For buyers in Canada and the US, private sales and car auctions are two of the top three options, with dealers being the other one. Depending on your requirements, both are entirely valid choices, each with their notable strengths and weaknesses.
Here we will look at the pros and cons of both modes of purchase so that you can make an informed choice about the option that suits your requirements the best.
Budget is often one of the main reasons why folks opt for a pre-owned or salvage car. In-person car auctions definitely have the edge here, as the prices on average tend to be anywhere between 10-30%, lower than dealerships and private buyers. A majority of buyers at a car auction tend to be dealers and resellers, who add their percentage to the markup down the line.
Private sales tend to have a high degree of uncertainty built into the equation, depending on the type of seller. If they are in a hurry to raise some funds or looking to dispose of a not so old vehicle, you might be able to find some amazing deals. But you could also end up looking at an inflated price if the seller is hellbent on making a profit.

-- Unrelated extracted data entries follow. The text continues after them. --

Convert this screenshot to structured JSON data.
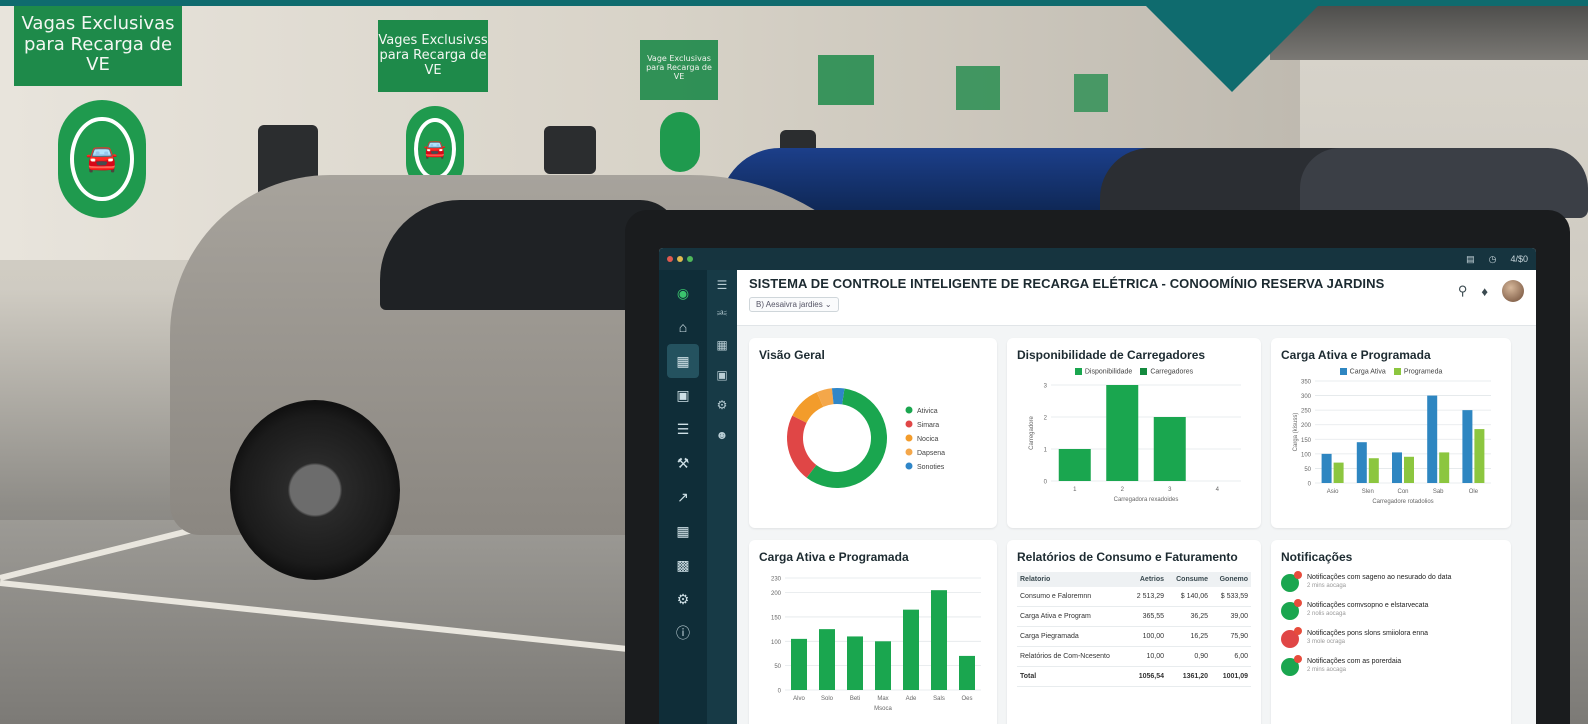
{
  "signs": [
    "Vagas Exclusivas para Recarga de VE",
    "Vages Exclusivss para Recarga de VE",
    "Vage Exclusivas para Recarga de VE"
  ],
  "window": {
    "right_label": "4/$0"
  },
  "app": {
    "title": "SISTEMA DE CONTROLE INTELIGENTE DE RECARGA ELÉTRICA - CONOOMÍNIO RESERVA JARDINS",
    "selector": "B) Aesaivra jardies",
    "rail_icons": [
      "car-logo-icon",
      "home-icon",
      "dashboard-icon",
      "car-icon",
      "list-icon",
      "wrench-icon",
      "chart-icon",
      "calendar-icon",
      "org-icon",
      "gear-icon",
      "info-icon"
    ],
    "rail2_icons": [
      "plug-icon",
      "calendar-icon",
      "box-icon",
      "gear-icon",
      "user-icon"
    ]
  },
  "cards": {
    "overview": {
      "title": "Visão Geral"
    },
    "availability": {
      "title": "Disponibilidade de Carregadores",
      "legend": [
        "Disponibilidade",
        "Carregadores"
      ],
      "ylabel": "Carregadore",
      "xlabel": "Carregadora rexadoides"
    },
    "active1": {
      "title": "Carga Ativa e Programada",
      "legend": [
        "Carga Ativa",
        "Programada"
      ],
      "ylabel": "Carga (kisuss)",
      "xlabel": "Carregadore rotadolios"
    },
    "active2": {
      "title": "Carga Ativa e Programada",
      "xlabel": "Msoca"
    },
    "reports": {
      "title": "Relatórios de Consumo e Faturamento"
    },
    "notifications": {
      "title": "Notificações"
    }
  },
  "chart_data": [
    {
      "type": "pie",
      "title": "Visão Geral",
      "categories": [
        "Ativica",
        "Simara",
        "Nocica",
        "Dapsena",
        "Sonoties"
      ],
      "values": [
        58,
        22,
        11,
        5,
        4
      ],
      "colors": [
        "#1aa64f",
        "#e04646",
        "#f39c2b",
        "#f4a74a",
        "#2f86c8"
      ]
    },
    {
      "type": "bar",
      "title": "Disponibilidade de Carregadores",
      "categories": [
        "1",
        "2",
        "3",
        "4"
      ],
      "values": [
        1,
        3,
        2,
        0
      ],
      "ylim": [
        0,
        3
      ],
      "yticks": [
        "0",
        "1",
        "2",
        "3"
      ],
      "color": "#1aa64f"
    },
    {
      "type": "bar",
      "title": "Carga Ativa e Programada",
      "categories": [
        "Asio",
        "Slen",
        "Con",
        "Sab",
        "Ole"
      ],
      "series": [
        {
          "name": "Carga Ativa",
          "values": [
            100,
            140,
            105,
            300,
            250
          ],
          "color": "#2e86c1"
        },
        {
          "name": "Programeda",
          "values": [
            70,
            85,
            90,
            105,
            185
          ],
          "color": "#8cc63f"
        }
      ],
      "ylim": [
        0,
        350
      ],
      "yticks": [
        "0",
        "50",
        "100",
        "150",
        "200",
        "250",
        "300",
        "350"
      ]
    },
    {
      "type": "bar",
      "title": "Carga Ativa e Programada",
      "categories": [
        "Alvo",
        "Solo",
        "Beti",
        "Max",
        "Ade",
        "Sals",
        "Oes"
      ],
      "values": [
        105,
        125,
        110,
        100,
        165,
        205,
        70
      ],
      "ylim": [
        0,
        230
      ],
      "yticks": [
        "0",
        "50",
        "100",
        "150",
        "200",
        "230"
      ],
      "color": "#1aa64f"
    }
  ],
  "reports_table": {
    "headers": [
      "Relatorio",
      "Aetrios",
      "Consume",
      "Gonemo"
    ],
    "rows": [
      [
        "Consumo e Faloremnn",
        "2 513,29",
        "$ 140,06",
        "$ 533,59"
      ],
      [
        "Carga Ativa e Program",
        "365,55",
        "36,25",
        "39,00"
      ],
      [
        "Carga Piegramada",
        "100,00",
        "16,25",
        "75,90"
      ],
      [
        "Relatórios de Com-Ncesento",
        "10,00",
        "0,90",
        "6,00"
      ],
      [
        "Total",
        "1056,54",
        "1361,20",
        "1001,09"
      ]
    ]
  },
  "notifications": [
    {
      "text": "Notificações com sageno ao nesurado do data",
      "time": "2 mins aocaga",
      "color": "#1aa64f"
    },
    {
      "text": "Notificações comvsopno e elstarvecata",
      "time": "2 nolis aocaga",
      "color": "#1aa64f"
    },
    {
      "text": "Notificações pons slons smiiolora enna",
      "time": "3 mole ocraga",
      "color": "#e04646"
    },
    {
      "text": "Notificações com as porerdaia",
      "time": "2 mins aocaga",
      "color": "#1aa64f"
    }
  ]
}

A car auction represents your best chance of finding an attractive deal, regardless of the type of vehicle you are looking for. Be it a second hand or high mileage vehicle in running condition, a theft recovery, a retired rental, something that you can work at in your garage, or just a wreck you can cannibalize for parts, an auction has something for everyone.
The arrival of the internet has widened the horizons of private sales in recent years. But they still lag behind auctions when it comes to offering choice to the buyer. You will probably have to check out multiple listings and drive all over town to look at vehicles to get a glimpse of what you are looking for, which brings us to the next point in this comparison:
If you cannot spare some time off work, auctions can be a real inconvenience as they tend to take place on weekdays. But on the plus side, if you plan ahead by looking at the items on sale in each auction, you can end your search for a car in one day.
That may not be possible when buying in private unless you find a lot of listings close to your neighborhood. But on the plus side, you can check out the cars at weekends or at your convenience (and of course, that of the seller too!)
Whenever registered third parties like dealers and auction houses enter the equation, there is at least some level of protection available to the buyer. These agents/companies are legally required to provide full disclosure when trying to sell any pre-owned or salvage. They also have a reputation to protect, which means there is less chance of shady tactics being employed.
None of that is applicable in the case of a private seller. They could be trying to sell a stolen car for all you know. It is up to the buyer to take all reasonable precautions. There also the issue of your personal safety being at stake, especially if you are dealing with complete strangers in unfamiliar locations!
In-person car auctions can be fun social events where you find other buyers and sellers and indulge in some networking. If you are an auto enthusiast, you could potentially make a lot of useful connections at these events. Plus there is the added thrill of bidding on a car and winning. At Impact, we even provide coffee and donuts.S
Private listings are the exact opposite of that. They can be enjoyable if you are good at haggling, or if you dislike crowded and noisy events. Like many things, it depends on what you are looking for.
The Canadian used car market was worth a shade over $1 billion in 2017, with prices plummeting thanks to a stronger Canadian Dollar. With the loonie values remaining high in 2018, that trend seems to have continued into the new year. In the present market conditions, in-person car auctions should offer even more value for money, with few disadvantages.
Private sales do have some redeeming values, but they cannot compete with car auctions on most counts. But you should keep an eye on the local listings, just in case something interesting does pop up.